Hopler sighed. “I honestly didn’t know women like that still existed.”
Grant felt his nerves prickling. “They don’t. She laughs only when she feels like laughing. When she feels bitchy, she cusses like a sailor and breaks the cups. Sometimes she just tells us to do our own damn dishes.”
“Even better,” Hopler said, unperturbed. He turned toward Grant, his expression quizzical. “But remind me again...which one of you is dating her?”
* * *
CRIMSON HAD KNOWN there would be a price to pay for Molly’s long nap during dinner. And sure enough, at about 3:00 a.m. the baby began to squirm and whimper.
Crimson rose quickly, hoping to calm Molly before she began to cry in earnest. She knew Grant needed a good night’s sleep.
She could use one, too—but that didn’t seem likely. Though she’d been lying in bed for several hours, she hadn’t been able to doze off.
The Hopler dinner had been both exciting and disturbing, and her mind was racing. Her thoughts circled restlessly until they tied themselves in knots.
So she was glad of a distraction—and the comforting warmth of the baby’s body against her shoulder. Strange how much companionship an infant could provide.
And funny how not being isolated anymore could make her realize just how horribly lonely she’d been this past year.
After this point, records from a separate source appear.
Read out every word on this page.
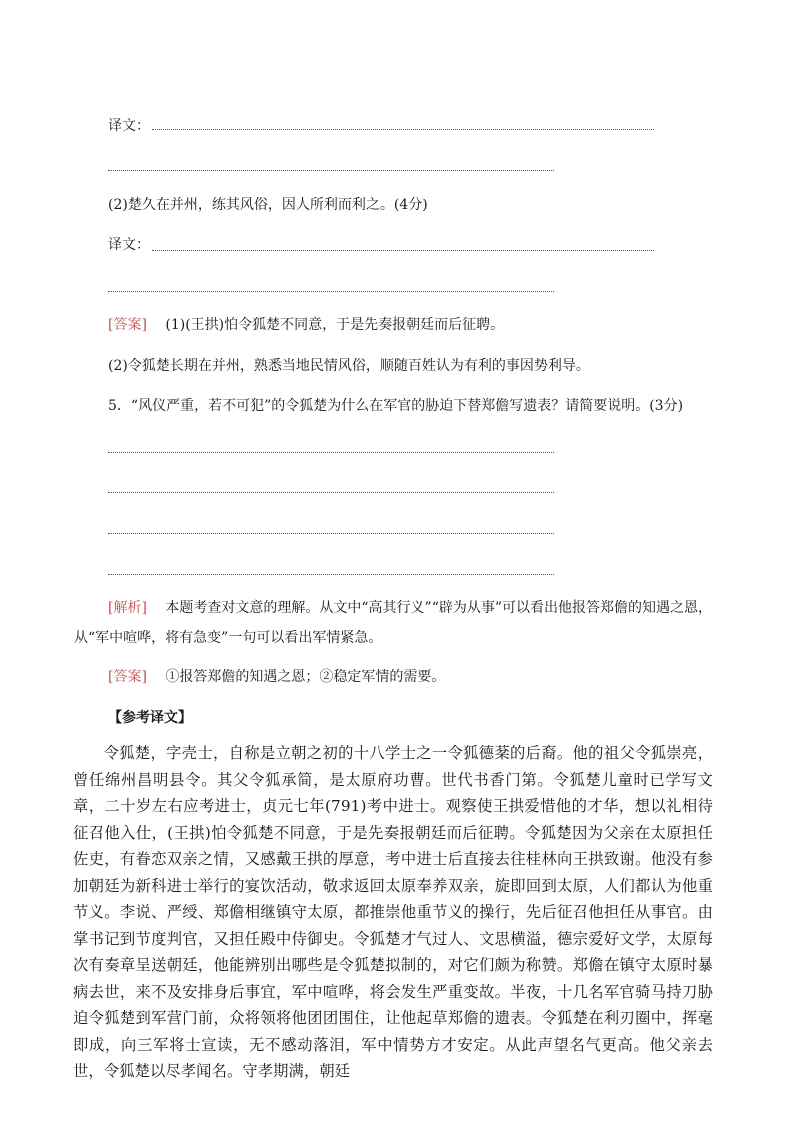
译文：
(2)楚久在并州，练其风俗，因人所利而利之。(4分)
译文：
[答案] (1)(王拱)怕令狐楚不同意，于是先奏报朝廷而后征聘。
(2)令狐楚长期在并州，熟悉当地民情风俗，顺随百姓认为有利的事因势利导。
5．“风仪严重，若不可犯”的令狐楚为什么在军官的胁迫下替郑儋写遗表？请简要说明。(3分)
[解析] 本题考查对文意的理解。从文中“高其行义”“辟为从事”可以看出他报答郑儋的知遇之恩，
从“军中喧哗，将有急变”一句可以看出军情紧急。
[答案] ①报答郑儋的知遇之恩；②稳定军情的需要。
【参考译文】
令狐楚，字壳士，自称是立朝之初的十八学士之一令狐德棻的后裔。他的祖父令狐崇亮，曾任绵州昌明县令。其父令狐承简，是太原府功曹。世代书香门第。令狐楚儿童时已学写文章，二十岁左右应考进士，贞元七年(791)考中进士。观察使王拱爱惜他的才华，想以礼相待征召他入仕，(王拱)怕令狐楚不同意，于是先奏报朝廷而后征聘。令狐楚因为父亲在太原担任佐吏，有眷恋双亲之情，又感戴王拱的厚意，考中进士后直接去往桂林向王拱致谢。他没有参加朝廷为新科进士举行的宴饮活动，敬求返回太原奉养双亲，旋即回到太原，人们都认为他重节义。李说、严绶、郑儋相继镇守太原，都推崇他重节义的操行，先后征召他担任从事官。由掌书记到节度判官，又担任殿中侍御史。令狐楚才气过人、文思横溢，德宗爱好文学，太原每次有奏章呈送朝廷，他能辨别出哪些是令狐楚拟制的，对它们颇为称赞。郑儋在镇守太原时暴病去世，来不及安排身后事宜，军中喧哗，将会发生严重变故。半夜，十几名军官骑马持刀胁迫令狐楚到军营门前，众将领将他团团围住，让他起草郑儋的遗表。令狐楚在利刃圈中，挥毫即成，向三军将士宣读，无不感动落泪，军中情势方才安定。从此声望名气更高。他父亲去世，令狐楚以尽孝闻名。守孝期满，朝廷
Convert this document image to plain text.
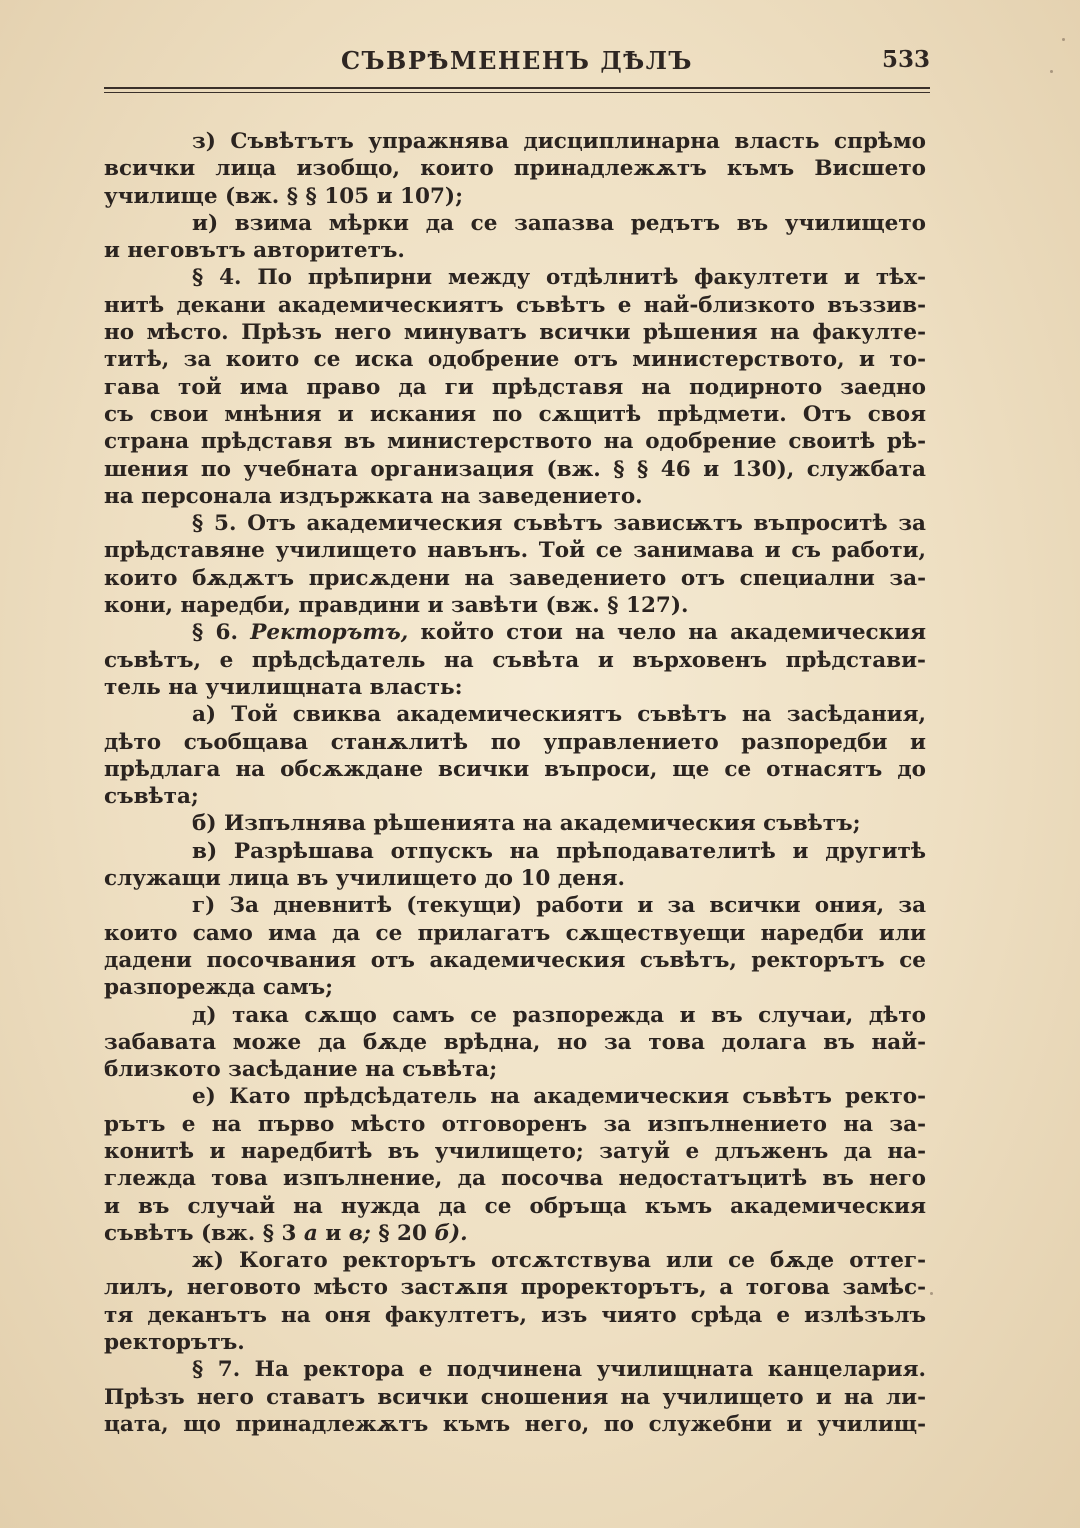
СЪВРѢМЕНЕНЪ ДѢЛЪ	533
з) Съвѣтътъ упражнява дисциплинарна власть спрѣмо
всички лица изобщо, които принадлежѫтъ къмъ Висшето
училище (вж. § § 105 и 107);
и) взима мѣрки да се запазва редътъ въ училището
и неговътъ авторитетъ.
§ 4. По прѣпирни между отдѣлнитѣ факултети и тѣх-
нитѣ декани академическиятъ съвѣтъ е най-близкото въззив-
но мѣсто. Прѣзъ него минуватъ всички рѣшения на факулте-
титѣ, за които се иска одобрение отъ министерството, и то-
гава той има право да ги прѣдставя на подирното заедно
съ свои мнѣния и искания по сѫщитѣ прѣдмети. Отъ своя
страна прѣдставя въ министерството на одобрение своитѣ рѣ-
шения по учебната организация (вж. § § 46 и 130), службата
на персонала издържката на заведението.
§ 5. Отъ академическия съвѣтъ зависѭтъ въпроситѣ за
прѣдставяне училището навънъ. Той се занимава и съ работи,
които бѫдѫтъ присѫдени на заведението отъ специални за-
кони, наредби, правдини и завѣти (вж. § 127).
§ 6. Ректорътъ, който стои на чело на академическия
съвѣтъ, е прѣдсѣдатель на съвѣта и върховенъ прѣдстави-
тель на училищната власть:
а) Той свиква академическиятъ съвѣтъ на засѣдания,
дѣто съобщава станѫлитѣ по управлението разпоредби и
прѣдлага на обсѫждане всички въпроси, ще се отнасятъ до
съвѣта;
б) Изпълнява рѣшенията на академическия съвѣтъ;
в) Разрѣшава отпускъ на прѣподавателитѣ и другитѣ
служащи лица въ училището до 10 деня.
г) За дневнитѣ (текущи) работи и за всички ония, за
които само има да се прилагатъ сѫществуещи наредби или
дадени посочвания отъ академическия съвѣтъ, ректорътъ се
разпорежда самъ;
д) така сѫщо самъ се разпорежда и въ случаи, дѣто
забавата може да бѫде врѣдна, но за това долага въ най-
близкото засѣдание на съвѣта;
е) Като прѣдсѣдатель на академическия съвѣтъ ректо-
рътъ е на първо мѣсто отговоренъ за изпълнението на за-
конитѣ и наредбитѣ въ училището; затуй е длъженъ да на-
глежда това изпълнение, да посочва недостатъцитѣ въ него
и въ случай на нужда да се обръща къмъ академическия
съвѣтъ (вж. § 3 а и в; § 20 б).
ж) Когато ректорътъ отсѫтствува или се бѫде оттег-
лилъ, неговото мѣсто застѫпя проректорътъ, а тогова замѣс-
тя деканътъ на оня факултетъ, изъ чиято срѣда е излѣзълъ
ректорътъ.
§ 7. На ректора е подчинена училищната канцелария.
Прѣзъ него ставатъ всички сношения на училището и на ли-
цата, що принадлежѫтъ къмъ него, по служебни и училищ-
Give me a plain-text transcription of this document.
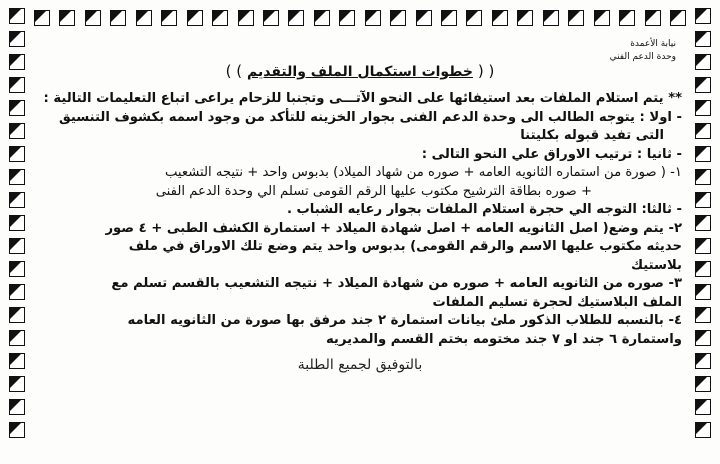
نيابة الأعمدة
وحدة الدعم الفني
( ( خطوات استكمال الملف والتقديم ) )
** يتم استلام الملفات بعد استيفائها على النحو الآتـــى وتجنبا للزحام يراعى اتباع التعليمات التالية :
- اولا : يتوجه الطالب الى وحدة الدعم الفنى بجوار الخزينه للتأكد من وجود اسمه بكشوف التنسيق
التى تفيد قبوله بكليتنا
- ثانيا : ترتيب الاوراق علي النحو التالى :
١- ( صورة من استماره الثانويه العامه + صوره من شهاد الميلاد) بدبوس واحد + نتيجه التشعيب
+ صوره بطاقة الترشيح مكتوب عليها الرقم القومى تسلم الي وحدة الدعم الفنى
- ثالثا: التوجه الي حجرة استلام الملفات بجوار رعايه الشباب .
٢- يتم وضع( اصل الثانويه العامه + اصل شهادة الميلاد + استمارة الكشف الطبى + ٤ صور
حديثه مكتوب عليها الاسم والرقم القومى) بدبوس واحد يتم وضع تلك الاوراق في ملف
بلاستيك
٣- صوره من الثانويه العامه + صوره من شهادة الميلاد + نتيجه التشعيب بالقسم تسلم مع
الملف البلاستيك لحجرة تسليم الملفات
٤- بالنسبه للطلاب الذكور ملئ بيانات استمارة ٢ جند مرفق بها صورة من الثانويه العامه
واستمارة ٦ جند او ٧ جند مختومه بختم القسم والمديريه
بالتوفيق لجميع الطلبة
She’d been born two minutes before Clover, and those were the only two minutes in her life she’d ever been truly alone—until the night Clover died.
She hugged Molly tightly as she moved toward the changing table, which gleamed in the moonlight.
“Hush, honey,” she whispered. “We’ll get a clean diaper and a nice warm bottle.”
Molly subsided, understanding the promise in Crimson’s tone, if not her words. When Crimson laid her back against the cushioned plastic of the changing table, she kicked her feet a couple of times. She found her fingers and began to suck noisily.
Crimson moved quickly. She was learning Molly’s rhythms, and she knew that, after about a minute or so, the baby would realize the fingers provided nothing to fill her tummy, and she’d start to fret angrily, as if someone had tricked her.
She had just finished heating the bottle when Grant appeared in the doorway.
“Hey,” he said, rubbing his fingers across the stubble on his chin. “You must be exhausted. How about if I help with that?”
Her hand went instinctively to her hair, which once again must be sticking out everywhere. All that tossing and turning...she probably looked as if she’d stuck her finger in a light socket.
“I’m fine,” she said. “Sorry we woke you. I was hoping you could get some sleep. I know you’ve got an early morning tomorrow.”
He yawned, as if in confirmation, but he moved into the room, anyhow. He wore soft blue-gray sweatpants and a gray T-shirt. His hair was tousled, too.
“I mean it. Let me help. I’m tired of feeling useless. If I sit in the rocker, I can feed her with one arm.”
She hesitated, but he was already arranging himself in the mission-style wooden rocker over by the window. It was a large, manly piece of furniture, beautiful in its simplicity, and terrifically comfortable. When Kevin moved in, Grant had commissioned Jude Calhoun, a local woodworker, to make it to match the bedroom set already in the guest room.
When Crimson had first heard about the handmade rocker, she’d thought it sounded extravagant, especially since Kevin and Molly were obviously temporary guests, and Grant had no need for such a thing. But over the past week she’d learned what a work of genius it was. Quiet, roomy, with great back support and perfectly placed arms that helped support an infant for hours at a stretch.
Almost every night this week, both Crimson and Molly had fallen asleep in that chair.
“Surely she’s in no danger,” Grant said, glancing up at her with a smile that said he knew she doubted his ability to hang on to a squirming baby. “Not if I’m sitting down, and you’re standing guard.”
“Of course she’s not...” But even so she waited, watching him brace his elbow on the rocker’s arm. He let his casted forearm slant down toward his lap. That cast was as hard as a chalky rock, which she knew from bumping into it several times this week. No way Molly would fall asleep on a bed of unforgiving plaster.